Pick a natural number $N \geq 1$. For $k \geq 0$, where $A_{k}$ is defined as $$A_{k} = \left( |a_{2^{k}N}| + |a_{2^{k}N+1}| \right) + \left( |a_{2^{k}N+2}| + |a_{2^{k}N+3}| \right) + \cdot \cdot \cdot \left( |a_{2^{k+1}N-2}| + |a_{2^{k+1}N-1}| \right)$$
Write $\sum_{k \geq 0} A_{k}$.
I am immensely confused by this. How did $A_{k}$ went from $N+1, N+2, N+3$ to $N-2, N-1$ ? Where is the turning point?

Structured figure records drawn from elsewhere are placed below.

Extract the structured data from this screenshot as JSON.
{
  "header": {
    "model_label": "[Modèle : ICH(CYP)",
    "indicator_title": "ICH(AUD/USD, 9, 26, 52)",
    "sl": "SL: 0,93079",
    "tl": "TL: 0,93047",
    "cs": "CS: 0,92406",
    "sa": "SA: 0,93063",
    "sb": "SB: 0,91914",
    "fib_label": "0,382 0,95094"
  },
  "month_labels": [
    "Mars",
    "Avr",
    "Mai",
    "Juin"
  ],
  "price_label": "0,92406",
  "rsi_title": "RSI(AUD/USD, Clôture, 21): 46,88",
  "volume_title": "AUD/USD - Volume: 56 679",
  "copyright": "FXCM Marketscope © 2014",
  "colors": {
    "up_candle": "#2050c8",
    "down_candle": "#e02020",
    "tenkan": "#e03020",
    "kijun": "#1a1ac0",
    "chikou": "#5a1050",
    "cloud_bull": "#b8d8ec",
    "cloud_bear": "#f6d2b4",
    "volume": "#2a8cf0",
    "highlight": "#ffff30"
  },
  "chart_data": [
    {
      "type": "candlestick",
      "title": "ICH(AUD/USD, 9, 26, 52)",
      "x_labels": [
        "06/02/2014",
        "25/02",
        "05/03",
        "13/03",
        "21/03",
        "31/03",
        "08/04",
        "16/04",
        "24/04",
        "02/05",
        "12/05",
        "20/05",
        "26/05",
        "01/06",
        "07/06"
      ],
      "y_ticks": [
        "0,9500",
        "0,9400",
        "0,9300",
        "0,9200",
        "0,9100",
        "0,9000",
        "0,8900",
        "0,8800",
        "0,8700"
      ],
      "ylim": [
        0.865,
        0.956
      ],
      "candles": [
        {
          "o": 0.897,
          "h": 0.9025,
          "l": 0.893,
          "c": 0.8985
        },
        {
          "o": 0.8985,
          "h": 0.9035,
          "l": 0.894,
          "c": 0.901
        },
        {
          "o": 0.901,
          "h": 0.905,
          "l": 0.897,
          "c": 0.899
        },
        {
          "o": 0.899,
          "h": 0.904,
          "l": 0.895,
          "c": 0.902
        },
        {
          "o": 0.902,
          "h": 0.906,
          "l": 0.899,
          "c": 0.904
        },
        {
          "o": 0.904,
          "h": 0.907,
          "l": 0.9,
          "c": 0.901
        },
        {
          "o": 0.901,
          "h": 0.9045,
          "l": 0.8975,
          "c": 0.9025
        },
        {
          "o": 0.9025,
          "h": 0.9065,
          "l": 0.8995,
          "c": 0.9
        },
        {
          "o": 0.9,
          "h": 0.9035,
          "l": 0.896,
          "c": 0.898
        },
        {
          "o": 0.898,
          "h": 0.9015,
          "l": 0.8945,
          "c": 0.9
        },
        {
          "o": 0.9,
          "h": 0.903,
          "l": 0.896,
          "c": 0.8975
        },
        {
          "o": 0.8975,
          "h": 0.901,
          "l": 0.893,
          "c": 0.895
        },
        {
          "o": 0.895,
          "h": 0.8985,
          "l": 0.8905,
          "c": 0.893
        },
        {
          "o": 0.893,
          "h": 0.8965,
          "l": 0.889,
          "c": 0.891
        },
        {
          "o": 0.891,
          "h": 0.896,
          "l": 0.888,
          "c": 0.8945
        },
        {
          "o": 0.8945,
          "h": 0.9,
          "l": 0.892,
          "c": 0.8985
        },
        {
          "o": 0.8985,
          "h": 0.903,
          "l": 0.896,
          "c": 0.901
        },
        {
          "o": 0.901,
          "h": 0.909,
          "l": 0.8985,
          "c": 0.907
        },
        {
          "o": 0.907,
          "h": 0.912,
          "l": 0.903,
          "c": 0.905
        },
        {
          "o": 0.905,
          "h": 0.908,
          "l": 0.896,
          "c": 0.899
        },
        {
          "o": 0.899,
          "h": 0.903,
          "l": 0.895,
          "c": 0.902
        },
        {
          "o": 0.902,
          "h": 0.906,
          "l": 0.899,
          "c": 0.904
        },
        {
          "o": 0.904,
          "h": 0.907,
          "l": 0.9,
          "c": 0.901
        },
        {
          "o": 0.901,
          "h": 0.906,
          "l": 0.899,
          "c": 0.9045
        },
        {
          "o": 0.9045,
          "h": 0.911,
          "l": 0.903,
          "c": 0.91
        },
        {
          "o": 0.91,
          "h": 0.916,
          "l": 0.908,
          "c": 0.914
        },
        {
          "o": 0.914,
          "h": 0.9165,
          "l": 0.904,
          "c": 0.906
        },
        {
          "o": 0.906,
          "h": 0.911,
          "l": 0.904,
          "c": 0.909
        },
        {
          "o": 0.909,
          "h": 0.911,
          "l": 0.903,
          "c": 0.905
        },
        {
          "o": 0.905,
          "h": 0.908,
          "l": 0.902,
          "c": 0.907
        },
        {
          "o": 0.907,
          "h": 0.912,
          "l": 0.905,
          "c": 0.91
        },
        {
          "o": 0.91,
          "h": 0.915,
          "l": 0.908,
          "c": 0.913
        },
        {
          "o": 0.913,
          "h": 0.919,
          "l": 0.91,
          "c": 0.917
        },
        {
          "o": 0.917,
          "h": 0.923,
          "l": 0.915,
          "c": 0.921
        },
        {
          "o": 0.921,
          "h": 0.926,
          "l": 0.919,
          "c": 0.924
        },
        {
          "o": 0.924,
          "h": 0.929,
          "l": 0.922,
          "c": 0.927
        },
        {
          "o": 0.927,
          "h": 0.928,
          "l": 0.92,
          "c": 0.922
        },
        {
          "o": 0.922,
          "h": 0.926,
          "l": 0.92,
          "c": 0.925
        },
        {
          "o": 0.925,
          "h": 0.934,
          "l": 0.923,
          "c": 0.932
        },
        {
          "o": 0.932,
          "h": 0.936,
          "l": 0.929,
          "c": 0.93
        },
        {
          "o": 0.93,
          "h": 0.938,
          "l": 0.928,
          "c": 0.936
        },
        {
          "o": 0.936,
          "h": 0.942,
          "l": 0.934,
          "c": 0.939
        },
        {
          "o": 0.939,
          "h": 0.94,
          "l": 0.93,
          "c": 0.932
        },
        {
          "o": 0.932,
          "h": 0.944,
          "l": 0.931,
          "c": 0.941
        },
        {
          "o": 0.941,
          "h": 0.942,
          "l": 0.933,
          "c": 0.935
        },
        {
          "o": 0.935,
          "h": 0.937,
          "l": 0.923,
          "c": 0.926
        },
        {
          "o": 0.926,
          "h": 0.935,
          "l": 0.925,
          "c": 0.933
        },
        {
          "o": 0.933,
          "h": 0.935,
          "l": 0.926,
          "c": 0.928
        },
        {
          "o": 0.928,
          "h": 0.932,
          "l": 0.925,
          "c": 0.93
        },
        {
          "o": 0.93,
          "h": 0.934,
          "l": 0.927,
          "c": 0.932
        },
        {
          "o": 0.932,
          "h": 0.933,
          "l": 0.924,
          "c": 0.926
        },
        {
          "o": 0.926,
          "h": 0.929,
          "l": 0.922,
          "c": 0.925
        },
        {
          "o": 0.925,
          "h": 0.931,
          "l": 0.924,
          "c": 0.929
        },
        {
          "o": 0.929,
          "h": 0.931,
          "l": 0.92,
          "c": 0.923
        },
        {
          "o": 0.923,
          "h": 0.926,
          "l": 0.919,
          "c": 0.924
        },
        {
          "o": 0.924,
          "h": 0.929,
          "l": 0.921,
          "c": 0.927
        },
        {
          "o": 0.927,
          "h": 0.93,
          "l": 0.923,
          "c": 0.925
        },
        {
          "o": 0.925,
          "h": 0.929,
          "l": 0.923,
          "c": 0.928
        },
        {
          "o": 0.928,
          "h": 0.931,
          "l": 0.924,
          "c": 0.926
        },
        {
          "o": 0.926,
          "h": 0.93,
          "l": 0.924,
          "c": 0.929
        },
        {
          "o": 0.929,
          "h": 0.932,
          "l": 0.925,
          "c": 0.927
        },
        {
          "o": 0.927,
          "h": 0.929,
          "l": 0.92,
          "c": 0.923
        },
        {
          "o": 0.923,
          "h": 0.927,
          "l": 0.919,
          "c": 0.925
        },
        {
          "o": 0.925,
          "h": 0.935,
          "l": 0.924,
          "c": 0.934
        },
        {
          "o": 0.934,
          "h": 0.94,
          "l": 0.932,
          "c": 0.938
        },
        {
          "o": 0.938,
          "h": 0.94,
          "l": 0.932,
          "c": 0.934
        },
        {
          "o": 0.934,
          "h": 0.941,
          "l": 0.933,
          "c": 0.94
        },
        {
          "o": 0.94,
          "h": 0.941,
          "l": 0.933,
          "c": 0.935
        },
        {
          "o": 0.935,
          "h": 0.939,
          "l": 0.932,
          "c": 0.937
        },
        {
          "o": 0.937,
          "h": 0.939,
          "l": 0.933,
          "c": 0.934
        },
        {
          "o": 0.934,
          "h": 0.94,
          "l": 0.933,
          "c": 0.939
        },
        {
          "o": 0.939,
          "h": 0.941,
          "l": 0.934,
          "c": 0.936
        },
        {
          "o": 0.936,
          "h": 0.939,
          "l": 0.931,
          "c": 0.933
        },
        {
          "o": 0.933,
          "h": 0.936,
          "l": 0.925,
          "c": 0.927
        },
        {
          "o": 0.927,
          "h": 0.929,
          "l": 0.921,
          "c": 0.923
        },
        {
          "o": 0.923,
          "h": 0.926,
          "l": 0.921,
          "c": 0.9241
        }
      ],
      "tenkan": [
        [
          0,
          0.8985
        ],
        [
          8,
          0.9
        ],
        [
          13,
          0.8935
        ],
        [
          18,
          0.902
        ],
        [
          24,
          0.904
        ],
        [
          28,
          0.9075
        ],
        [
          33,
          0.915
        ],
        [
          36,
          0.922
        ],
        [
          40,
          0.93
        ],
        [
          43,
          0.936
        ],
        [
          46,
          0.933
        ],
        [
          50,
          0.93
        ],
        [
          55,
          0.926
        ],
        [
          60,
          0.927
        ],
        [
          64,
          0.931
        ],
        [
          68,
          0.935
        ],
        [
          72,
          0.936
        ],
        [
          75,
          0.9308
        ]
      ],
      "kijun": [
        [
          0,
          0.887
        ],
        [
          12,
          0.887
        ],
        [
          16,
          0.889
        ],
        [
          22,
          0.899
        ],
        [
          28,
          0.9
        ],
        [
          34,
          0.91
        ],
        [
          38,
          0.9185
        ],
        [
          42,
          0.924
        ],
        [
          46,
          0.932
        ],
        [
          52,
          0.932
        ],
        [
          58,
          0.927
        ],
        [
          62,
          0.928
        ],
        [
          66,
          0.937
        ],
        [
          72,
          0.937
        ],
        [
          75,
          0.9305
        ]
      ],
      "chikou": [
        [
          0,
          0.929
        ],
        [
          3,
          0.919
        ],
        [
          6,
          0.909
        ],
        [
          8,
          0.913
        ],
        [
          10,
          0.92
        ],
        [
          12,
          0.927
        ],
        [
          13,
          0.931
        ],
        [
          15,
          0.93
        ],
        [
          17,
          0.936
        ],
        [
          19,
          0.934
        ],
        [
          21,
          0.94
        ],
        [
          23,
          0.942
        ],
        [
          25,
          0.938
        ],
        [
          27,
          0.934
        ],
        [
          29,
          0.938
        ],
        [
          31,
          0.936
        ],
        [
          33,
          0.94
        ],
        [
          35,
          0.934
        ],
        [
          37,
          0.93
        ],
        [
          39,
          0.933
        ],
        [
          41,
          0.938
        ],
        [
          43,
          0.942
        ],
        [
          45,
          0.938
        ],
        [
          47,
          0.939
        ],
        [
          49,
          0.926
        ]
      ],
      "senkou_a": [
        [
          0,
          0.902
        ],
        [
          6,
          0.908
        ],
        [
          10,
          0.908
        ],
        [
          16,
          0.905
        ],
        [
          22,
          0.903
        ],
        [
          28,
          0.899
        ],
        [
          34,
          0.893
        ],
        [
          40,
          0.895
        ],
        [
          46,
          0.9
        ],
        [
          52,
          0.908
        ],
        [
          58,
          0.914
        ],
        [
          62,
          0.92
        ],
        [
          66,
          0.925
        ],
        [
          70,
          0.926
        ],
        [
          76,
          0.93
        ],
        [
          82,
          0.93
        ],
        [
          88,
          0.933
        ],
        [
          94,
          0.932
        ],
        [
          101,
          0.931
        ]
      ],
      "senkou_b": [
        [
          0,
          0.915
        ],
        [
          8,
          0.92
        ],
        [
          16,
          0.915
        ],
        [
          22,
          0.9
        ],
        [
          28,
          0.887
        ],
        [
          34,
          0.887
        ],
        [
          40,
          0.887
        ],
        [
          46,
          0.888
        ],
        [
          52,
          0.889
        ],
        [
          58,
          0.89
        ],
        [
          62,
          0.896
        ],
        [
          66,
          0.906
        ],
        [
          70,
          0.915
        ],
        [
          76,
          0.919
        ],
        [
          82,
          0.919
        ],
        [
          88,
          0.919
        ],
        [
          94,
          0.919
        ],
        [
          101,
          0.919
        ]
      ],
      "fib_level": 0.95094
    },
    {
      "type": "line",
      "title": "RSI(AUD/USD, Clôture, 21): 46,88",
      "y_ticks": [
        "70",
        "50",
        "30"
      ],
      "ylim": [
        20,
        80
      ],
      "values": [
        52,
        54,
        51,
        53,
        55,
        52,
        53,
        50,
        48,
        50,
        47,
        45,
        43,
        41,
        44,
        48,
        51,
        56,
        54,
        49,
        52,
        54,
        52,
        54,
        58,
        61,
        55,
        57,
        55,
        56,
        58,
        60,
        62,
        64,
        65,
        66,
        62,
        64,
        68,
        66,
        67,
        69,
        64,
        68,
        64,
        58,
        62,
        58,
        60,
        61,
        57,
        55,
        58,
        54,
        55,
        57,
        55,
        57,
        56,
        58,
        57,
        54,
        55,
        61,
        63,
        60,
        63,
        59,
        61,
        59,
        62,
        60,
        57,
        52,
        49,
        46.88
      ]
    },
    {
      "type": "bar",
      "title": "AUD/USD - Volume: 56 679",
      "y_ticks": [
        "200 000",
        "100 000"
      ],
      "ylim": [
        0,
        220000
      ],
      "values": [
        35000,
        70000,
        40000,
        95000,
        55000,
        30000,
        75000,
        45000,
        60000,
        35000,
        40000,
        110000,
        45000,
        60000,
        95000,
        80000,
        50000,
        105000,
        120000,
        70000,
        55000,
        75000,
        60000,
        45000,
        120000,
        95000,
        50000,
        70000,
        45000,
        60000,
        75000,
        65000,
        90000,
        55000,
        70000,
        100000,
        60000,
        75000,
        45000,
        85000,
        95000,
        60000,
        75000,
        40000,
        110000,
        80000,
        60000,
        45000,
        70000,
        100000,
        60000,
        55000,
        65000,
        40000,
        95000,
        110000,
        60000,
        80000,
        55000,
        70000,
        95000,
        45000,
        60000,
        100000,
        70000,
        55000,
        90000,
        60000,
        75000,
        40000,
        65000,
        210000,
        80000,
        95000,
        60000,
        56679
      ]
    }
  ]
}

Below is what I have tried.
Judging by the first few terms, the pattern seems to be $$\sum_{k \geq 0} A_{k} = \sum_{k \geq 0} |a_{2^{k}N+k}|$$
However, I don't understand the last two terms, if $k$ is going to $\infty$, how did $A_{k}$ end up as $$|a_{2^{k+1}N-2}| + |a_{2^{k+1}N-1}|$$
And how does this form the series $\sum_{k \geq 0} A_{k}$ ?
$A_k$ goes from $2^k N,2^k N+1,\cdots,2^{k+1}N-1$, $2^k N$ in total. Then $$\sum_{k\geq 0}A_k=\sum_{k\geq N}|a_k|$$.
Edit.
Maybe you can try $k=2,N=3$ or some others. Then $$A_0=|a_3|+|a_4|+|a_5|$$ $$A_1=|a_6|+|a_7|+\cdots+|a_{11}|$$ ...
So from the form of $A_0$ and $A_1$, you can find the sum $\sum_{k\geq 0}A_k=\sum_{k\geq 3}|a_k|=\sum_{k\geq N}|a_k|$.